Amy Herzog published a book in 2018 called Amy Herzog's Ultimate Sweater Book. The book is excellent for understanding sweater fit, sizing, sweater construction, and how to make adjustments so that your knit sweater will fit you.

Survey for size data collection today

Recently, I've been taking classes from Kim McBrien Evans of Indigo Dragonfly on size inclusivity in knitting. Kim currently is collecting data for her ongoing research to create a size chart for women that is inclusive and representative of women's bodies today. If you want to dive deeper into sweater fit and making alterations so sweaters will fit you, Kim offers a series of classes through Vogue Virtual Knitting Live that are worth your time. Sign up for Vogue's emails so you'll be in the know on their next virtual event class lists coming in Sept, Oct, Dec, 2024. Kim, along with Natalie Warner of Natalie in Stitches, started a new Marketplace Extra session for the Vogue Virtual events where they field knitters' questions on sweater fit and sizing. The Marketplace Extra events are included in all the class packages, as well as the marketplace only ticket. The sessions are a great introduction to Kim and Natalie's work on sizing and getting fit in your sweater knitting. 

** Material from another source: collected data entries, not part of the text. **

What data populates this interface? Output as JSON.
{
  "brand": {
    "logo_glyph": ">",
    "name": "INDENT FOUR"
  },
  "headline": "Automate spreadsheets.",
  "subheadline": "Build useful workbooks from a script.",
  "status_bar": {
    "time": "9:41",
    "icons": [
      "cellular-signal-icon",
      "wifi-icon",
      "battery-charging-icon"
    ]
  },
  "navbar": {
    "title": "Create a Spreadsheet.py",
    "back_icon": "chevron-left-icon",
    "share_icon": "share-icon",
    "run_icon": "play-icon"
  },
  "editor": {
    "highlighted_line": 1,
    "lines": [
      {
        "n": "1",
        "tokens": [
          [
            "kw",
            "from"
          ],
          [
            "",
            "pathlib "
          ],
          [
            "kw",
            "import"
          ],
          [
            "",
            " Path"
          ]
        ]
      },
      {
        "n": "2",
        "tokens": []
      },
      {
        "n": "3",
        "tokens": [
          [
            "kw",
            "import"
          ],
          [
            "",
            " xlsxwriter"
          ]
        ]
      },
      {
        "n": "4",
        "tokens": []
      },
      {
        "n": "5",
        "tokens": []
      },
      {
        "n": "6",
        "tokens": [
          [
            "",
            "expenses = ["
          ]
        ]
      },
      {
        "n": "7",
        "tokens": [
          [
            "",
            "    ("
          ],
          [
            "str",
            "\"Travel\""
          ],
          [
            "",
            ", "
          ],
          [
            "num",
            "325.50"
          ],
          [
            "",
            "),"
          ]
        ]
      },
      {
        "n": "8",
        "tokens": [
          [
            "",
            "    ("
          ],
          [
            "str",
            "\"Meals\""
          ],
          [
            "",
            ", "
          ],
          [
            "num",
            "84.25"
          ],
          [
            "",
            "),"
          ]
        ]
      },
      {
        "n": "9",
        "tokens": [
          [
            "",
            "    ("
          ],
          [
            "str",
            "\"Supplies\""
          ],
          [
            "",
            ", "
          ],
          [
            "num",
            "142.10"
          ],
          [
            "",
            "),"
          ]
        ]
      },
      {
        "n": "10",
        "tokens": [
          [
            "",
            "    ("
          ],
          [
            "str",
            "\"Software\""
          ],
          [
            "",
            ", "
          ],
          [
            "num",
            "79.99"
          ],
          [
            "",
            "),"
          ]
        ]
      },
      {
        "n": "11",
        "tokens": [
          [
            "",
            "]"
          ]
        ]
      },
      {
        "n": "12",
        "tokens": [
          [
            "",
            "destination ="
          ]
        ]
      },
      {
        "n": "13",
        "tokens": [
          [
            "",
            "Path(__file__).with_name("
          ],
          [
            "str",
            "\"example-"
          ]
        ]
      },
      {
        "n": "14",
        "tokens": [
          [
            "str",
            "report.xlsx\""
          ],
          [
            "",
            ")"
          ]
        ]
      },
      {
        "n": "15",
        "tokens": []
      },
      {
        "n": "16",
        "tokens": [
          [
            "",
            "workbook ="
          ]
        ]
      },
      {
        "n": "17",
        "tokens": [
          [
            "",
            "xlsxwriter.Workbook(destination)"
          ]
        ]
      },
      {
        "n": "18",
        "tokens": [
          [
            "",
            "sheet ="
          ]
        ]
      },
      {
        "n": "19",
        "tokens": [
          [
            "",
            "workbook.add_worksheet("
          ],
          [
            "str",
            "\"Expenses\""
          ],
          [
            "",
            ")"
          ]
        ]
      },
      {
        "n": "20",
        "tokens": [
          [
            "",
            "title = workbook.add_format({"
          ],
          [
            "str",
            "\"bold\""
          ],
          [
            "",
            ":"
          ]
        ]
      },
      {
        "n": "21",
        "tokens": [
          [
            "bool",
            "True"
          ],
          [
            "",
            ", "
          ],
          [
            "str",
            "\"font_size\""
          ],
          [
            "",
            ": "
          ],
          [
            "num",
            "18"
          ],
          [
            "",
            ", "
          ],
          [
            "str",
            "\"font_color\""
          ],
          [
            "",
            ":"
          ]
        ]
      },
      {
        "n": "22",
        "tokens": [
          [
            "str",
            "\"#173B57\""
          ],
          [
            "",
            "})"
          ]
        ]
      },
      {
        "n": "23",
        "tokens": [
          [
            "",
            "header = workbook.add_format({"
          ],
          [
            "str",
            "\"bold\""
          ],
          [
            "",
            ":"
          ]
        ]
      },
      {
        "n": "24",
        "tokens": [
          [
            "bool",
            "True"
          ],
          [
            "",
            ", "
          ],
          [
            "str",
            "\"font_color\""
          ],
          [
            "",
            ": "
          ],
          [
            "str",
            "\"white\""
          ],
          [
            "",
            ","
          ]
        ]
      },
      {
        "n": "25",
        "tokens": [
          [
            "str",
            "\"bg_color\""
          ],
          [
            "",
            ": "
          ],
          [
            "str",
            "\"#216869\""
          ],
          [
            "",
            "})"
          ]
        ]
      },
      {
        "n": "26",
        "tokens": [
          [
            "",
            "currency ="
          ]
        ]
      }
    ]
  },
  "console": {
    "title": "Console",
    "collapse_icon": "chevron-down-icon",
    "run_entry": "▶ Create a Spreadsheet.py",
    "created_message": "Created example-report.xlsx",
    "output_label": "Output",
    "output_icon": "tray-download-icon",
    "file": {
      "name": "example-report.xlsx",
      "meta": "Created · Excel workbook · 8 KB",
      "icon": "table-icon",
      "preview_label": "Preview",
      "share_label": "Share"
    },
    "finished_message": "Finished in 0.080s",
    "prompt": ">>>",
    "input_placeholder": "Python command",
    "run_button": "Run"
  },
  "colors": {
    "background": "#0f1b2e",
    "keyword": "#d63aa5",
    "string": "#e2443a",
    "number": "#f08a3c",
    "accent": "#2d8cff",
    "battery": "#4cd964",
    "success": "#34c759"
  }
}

How to participate in Kim's surveys 

Kim's body measurement data collection has been ongoing and you can participate in that here: Measurement Research by Kim McBrien Evans. Just last month, Kim added a new survey to tackle sizing and fit for sleeves, an area where there still is little detailed information for knitters. You can access that survey here: Sleeve Measurement Research by Kim McBrien Evans. Both surveys offer detailed instruction on how to take body measurements. 

I encourage all of us to participate in Kim's research as it is, in my opinion, absolutely what is needed next to help knitters unravel the mystery of sweater fit in knitting. In talking to our June Cashmere community, sweater fit is an ongoing issue and rightly so. We invest time, money, energy to make a sweater and if the result is something that we cannot wear, it's devastating. 

As always, find joy in knitting with our yarn!